Saturday, January 18, 2014

Insight from Fitbit?

So, I decided that I was going to do something with my fitbit data.  I had to learn something from looking at close to a year's worth of data, right?  I hope.  My first thought was from my scale, it seemed that my body fat routinely increased when my weight was going down.  This didn't make intuitive sense, and it might not actually be true.  Time to test it with data!

My first attempt to do something useful was in Excel.  I quickly grew tired of the stupidity of scatter plots in Excel.  It was because I generated this plot:


Given that I had some issues with my labeling, I will be clear: the x-axis is weight (in pounds) and the y-axis is body fat (in %).  The black lines connect data points in time sequence.  You will note that there seem to be some clusters of data where the points are just a little bit too nicely spaced from one to the next, almost forming a solid line of light blue boxes.  This is due to fitbit cheating.

Biggest complaint so far is the fitbit is inconsistent about representing missing data points.  For blood pressure, they show up as "0/0".  For weight, they come as interpolated data points.  I basically have to algorithmically filter them out or I'm not going to have a very believable relationship between weight and fat.  I gave up trying after doing some conditional statements.  I decided that R would be a better tool.

To be able to use R, I was going to have to export the data I wanted to a csv.  I decided to find an online R platform and did find one that uses my favorite plotting package (ggplot2).  I am a big fan of R-serve, which I use at work all of the time, but didn't find any servers online that let people mess around on it.
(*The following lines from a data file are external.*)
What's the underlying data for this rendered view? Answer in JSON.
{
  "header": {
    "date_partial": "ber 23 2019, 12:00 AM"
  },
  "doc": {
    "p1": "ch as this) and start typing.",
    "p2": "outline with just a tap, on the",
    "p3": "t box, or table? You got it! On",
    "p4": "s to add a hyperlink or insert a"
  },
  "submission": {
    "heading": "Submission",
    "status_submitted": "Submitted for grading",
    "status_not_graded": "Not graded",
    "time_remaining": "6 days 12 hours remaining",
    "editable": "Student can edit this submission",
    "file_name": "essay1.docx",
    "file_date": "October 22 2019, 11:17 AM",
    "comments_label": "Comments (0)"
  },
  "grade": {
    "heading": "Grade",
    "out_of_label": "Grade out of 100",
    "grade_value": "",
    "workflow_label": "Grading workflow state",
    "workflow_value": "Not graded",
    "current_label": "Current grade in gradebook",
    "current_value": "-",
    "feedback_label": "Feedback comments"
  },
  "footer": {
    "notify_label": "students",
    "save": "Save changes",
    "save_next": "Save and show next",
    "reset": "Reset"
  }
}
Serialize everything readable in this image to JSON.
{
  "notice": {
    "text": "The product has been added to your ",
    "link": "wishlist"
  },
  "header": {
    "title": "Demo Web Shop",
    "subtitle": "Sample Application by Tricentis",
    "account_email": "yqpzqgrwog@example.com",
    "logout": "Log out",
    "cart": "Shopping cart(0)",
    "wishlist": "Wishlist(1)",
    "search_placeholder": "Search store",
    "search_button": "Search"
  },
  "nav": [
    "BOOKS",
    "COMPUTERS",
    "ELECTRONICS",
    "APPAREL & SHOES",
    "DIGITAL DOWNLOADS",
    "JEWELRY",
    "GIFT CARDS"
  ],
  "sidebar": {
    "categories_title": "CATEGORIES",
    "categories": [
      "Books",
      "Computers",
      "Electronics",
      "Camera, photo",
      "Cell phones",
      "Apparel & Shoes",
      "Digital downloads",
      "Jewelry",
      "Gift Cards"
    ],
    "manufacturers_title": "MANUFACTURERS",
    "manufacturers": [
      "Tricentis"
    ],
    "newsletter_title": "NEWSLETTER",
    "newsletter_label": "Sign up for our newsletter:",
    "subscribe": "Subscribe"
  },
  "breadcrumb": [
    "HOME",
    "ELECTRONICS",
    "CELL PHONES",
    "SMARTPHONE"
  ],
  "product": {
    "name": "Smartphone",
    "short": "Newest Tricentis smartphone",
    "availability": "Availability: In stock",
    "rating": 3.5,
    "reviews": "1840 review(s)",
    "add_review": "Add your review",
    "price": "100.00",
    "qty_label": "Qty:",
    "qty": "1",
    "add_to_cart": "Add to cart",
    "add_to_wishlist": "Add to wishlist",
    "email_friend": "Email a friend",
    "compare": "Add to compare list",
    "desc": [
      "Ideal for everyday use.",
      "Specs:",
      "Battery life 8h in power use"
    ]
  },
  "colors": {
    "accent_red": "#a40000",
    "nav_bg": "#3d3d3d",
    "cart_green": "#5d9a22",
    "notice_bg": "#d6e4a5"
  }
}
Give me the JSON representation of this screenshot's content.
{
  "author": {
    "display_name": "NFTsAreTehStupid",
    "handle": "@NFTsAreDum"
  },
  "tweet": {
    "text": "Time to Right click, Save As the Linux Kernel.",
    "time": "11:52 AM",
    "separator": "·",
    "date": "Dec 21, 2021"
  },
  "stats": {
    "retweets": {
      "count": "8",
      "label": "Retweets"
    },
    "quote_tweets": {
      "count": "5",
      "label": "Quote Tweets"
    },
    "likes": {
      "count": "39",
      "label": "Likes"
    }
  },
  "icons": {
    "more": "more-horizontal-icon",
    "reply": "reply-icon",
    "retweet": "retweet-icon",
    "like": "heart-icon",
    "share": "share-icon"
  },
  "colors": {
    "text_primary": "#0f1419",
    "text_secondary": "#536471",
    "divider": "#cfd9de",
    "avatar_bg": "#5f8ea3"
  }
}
Unfortunately, it didn't like the forward slashes in the excel csv export.  I foolishly decided to use TextWrangler's grep'ing capability to find and replace the dates.  I say foolishly, because I thought that I remembered how to use it, but didn't really.  I had to refer to some find and replace strings I had pulled together for work.  Ultimately, the date find took the form of:
(?P\<month>\d)/(?P\<day>\d)/(?P<year>\d),
and the date replace looked like:
20\P<year>-0\P<month>-0\P<day>,
I got there, anyways.  It then did make it quick to replace the slash in the blood pressure column.  I wanted to replace "0/0" with "0,0".  And I replaced the "Blood Pressure" with "Systolic" and "Diastolic".  This was a simpler find string, that I made too complicated, perhaps:
,(?P<systolic>\d+)/(?P<diastolic>\d+),
 and the replacement:
,\P<systolic>,\P<diastolic>,
The only problem was that I had 352 rows of data and it made only 351 replacements.  I hate searching out the one problem child.  One trick is to throw the csv into excel and look for column shifting (I've created a new column with this replacement).  It should be pretty quick given that excel will generally automatically recognize the comma as the column separator.  And if it doesn't - "Text to Columns . . ." works in a jiffy.  It turns out that one row has a non-interger reading for the diastolic, so it didn't match my grep.  Rather than fix the pattern, I made an ad hoc change to the csv.

And . . . it wouldn't upload.  So, back to the desktop version of R.  So here is my best effort so far (using ggplot2):
The plot also includes a linear regression of the data and the standard error band around the estimate.  Despite my initial theory, it looks like my body fat readings are reasonably well correlated with my weight, but only reasonably well.  Its a 20% adjusted R2, but the p-value for the model is 4.1e-8.

The code to generate this is right here:
codehere::codehere
It occurred to me that I should really first be interested in how my weight evolved over time.  This is what fitbit.com provides:
I think it hides too much of the variability.  Here's my plot:

The code to generate this plot is simpler:
ss
Clearly, my goal weight is 160 pounds. I'm a bit closer than the last data point here, down to 163.5 pounds.  But what is driving my weight gain & loss?  Is it potentially related to my activity level?  Let's see.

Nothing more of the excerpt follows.